Para o sociólogo Fábio Mariano, professor do Mestrado em Comportamento do Consumidor da ESPM, porém, esse dado deve ser visto com ressalvas, pois estaria preso a um modelo familiar tradicional. “Essa estatística não contempla as mudanças comportamentais que ocorreram. Há um numeroso público formado por homens e mulheres solteiros, viúvos, divorciados, homossexuais”, pondera. “E, nos casais, hoje cada um escolhe o próprio carro.”
‘CARRO DE MULHER’ É RÓTULO EVITADO PELAS MARCAS
Mesmo atentas aos gostos das consumidoras, as marcas não desenvolvem produtos pensando especificamente no público feminino – e tentam evitar que um modelo receba a pecha de “carro de mulher”.
“A mulher detesta ser estigmatizada. Ela não quer um carro cor-de-rosa”, diz Ana Paula Salles, da Ford. “Não vou determinar que um modelo é para este ou aquele gênero, ou fazer uma campanha só para elas. Tenho de atingir toda a massa. Picapes e esportivos atraem mais os homens, mas um compacto tem de ser neutro.”
O professor Richard Vinic, coordenador do curso de pós-graduação em Marketing da FAAP, explica que, hoje em dia, os papéis sociais do homem e da mulher não são mais tão definidos e rígidos, o que torna inviável criar estratégias por gênero para um produto.
“Mais importante é o estilo de vida: identificar a categoria do produto e o momento de vida do seu público”, diz. “O que a mulher de hoje quer são soluções que facilitem sua rotina.”

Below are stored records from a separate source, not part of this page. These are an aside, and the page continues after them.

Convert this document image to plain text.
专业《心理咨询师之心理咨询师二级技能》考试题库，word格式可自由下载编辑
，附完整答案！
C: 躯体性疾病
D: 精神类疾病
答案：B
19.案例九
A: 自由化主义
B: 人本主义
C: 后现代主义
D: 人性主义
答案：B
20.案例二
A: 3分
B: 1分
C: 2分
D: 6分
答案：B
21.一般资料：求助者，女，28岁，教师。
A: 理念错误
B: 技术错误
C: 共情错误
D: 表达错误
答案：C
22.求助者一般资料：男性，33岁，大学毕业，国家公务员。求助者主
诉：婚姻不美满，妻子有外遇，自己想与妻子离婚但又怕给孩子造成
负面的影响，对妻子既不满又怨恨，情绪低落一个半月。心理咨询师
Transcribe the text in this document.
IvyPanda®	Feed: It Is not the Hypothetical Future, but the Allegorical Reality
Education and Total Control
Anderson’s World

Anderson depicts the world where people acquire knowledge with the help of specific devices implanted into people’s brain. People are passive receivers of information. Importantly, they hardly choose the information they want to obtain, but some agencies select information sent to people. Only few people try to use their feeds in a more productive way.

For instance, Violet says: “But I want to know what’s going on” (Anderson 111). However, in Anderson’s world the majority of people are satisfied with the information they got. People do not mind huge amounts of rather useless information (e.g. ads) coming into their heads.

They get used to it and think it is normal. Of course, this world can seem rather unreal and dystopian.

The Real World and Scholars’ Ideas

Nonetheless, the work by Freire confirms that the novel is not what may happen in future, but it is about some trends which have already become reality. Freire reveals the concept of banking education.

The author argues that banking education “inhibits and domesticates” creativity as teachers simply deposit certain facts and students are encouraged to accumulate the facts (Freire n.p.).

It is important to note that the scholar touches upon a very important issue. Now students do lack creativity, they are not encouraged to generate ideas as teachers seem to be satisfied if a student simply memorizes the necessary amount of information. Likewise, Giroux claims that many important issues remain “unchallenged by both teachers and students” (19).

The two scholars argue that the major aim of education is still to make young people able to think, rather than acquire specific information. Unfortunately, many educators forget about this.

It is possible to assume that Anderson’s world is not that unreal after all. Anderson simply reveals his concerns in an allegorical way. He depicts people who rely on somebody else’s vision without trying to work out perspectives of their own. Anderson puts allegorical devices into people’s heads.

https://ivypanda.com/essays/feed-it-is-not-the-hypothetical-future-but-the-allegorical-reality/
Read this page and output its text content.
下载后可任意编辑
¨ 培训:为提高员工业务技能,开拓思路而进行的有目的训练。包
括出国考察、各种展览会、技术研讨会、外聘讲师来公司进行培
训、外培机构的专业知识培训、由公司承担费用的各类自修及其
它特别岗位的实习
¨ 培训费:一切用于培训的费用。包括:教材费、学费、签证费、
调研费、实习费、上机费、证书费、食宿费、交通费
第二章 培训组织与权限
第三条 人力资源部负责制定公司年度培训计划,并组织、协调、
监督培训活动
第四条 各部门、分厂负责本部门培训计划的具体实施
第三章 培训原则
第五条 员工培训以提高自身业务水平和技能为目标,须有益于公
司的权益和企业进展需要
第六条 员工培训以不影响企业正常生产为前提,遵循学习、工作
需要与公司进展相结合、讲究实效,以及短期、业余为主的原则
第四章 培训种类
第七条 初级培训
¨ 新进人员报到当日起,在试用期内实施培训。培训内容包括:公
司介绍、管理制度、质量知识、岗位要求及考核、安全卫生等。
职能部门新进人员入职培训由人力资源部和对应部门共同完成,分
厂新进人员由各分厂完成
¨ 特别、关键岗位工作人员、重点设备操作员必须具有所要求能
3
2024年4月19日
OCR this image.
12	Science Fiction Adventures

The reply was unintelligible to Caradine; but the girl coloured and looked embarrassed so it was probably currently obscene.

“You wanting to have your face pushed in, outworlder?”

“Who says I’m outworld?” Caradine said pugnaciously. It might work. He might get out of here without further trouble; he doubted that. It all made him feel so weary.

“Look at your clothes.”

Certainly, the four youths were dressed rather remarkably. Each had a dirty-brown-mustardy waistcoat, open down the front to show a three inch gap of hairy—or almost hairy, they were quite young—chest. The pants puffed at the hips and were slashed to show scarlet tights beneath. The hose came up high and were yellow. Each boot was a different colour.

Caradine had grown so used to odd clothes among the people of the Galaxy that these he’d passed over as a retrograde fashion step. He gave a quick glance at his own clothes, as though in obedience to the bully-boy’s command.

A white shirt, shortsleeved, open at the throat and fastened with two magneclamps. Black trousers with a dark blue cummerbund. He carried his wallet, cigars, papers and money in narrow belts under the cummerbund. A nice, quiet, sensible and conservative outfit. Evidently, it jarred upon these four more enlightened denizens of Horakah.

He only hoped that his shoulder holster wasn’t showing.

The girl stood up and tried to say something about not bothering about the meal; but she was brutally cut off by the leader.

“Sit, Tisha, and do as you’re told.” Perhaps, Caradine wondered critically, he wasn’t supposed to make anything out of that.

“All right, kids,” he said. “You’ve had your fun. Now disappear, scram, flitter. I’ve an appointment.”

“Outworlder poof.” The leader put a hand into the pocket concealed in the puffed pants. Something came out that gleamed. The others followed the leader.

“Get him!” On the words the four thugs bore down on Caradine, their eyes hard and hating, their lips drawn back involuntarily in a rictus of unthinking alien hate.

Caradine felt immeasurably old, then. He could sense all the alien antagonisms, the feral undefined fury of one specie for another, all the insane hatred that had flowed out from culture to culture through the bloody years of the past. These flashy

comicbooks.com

Henrique Sampaio, da VW, afirma que estigmatizar um modelo pode desvalorizá-lo, afugentando compradores. Nada impede, porém, que o carro ganhe contornos mais femininos pelas mãos da própria cliente. “Um celular não sai de fábrica pintado de rosa, mas a mulher pode colocar uma capa colorida depois. Um veículo pode ser personalizado com apliques, por exemplo.”
Na opinião do professor Fábio Mariano, as noções de “carro de homem” e “carro de mulher” são fechadas em uma estrutura familiar e social antiga, que mudou. “O Land Rover Evoque, apesar da cara ‘durona’, tem agradado as mulheres, que não querem mais carros ‘fofinhos’. Uma minivan pode ser comprada por um homem sozinho, divorciado, para passear com os filhos.”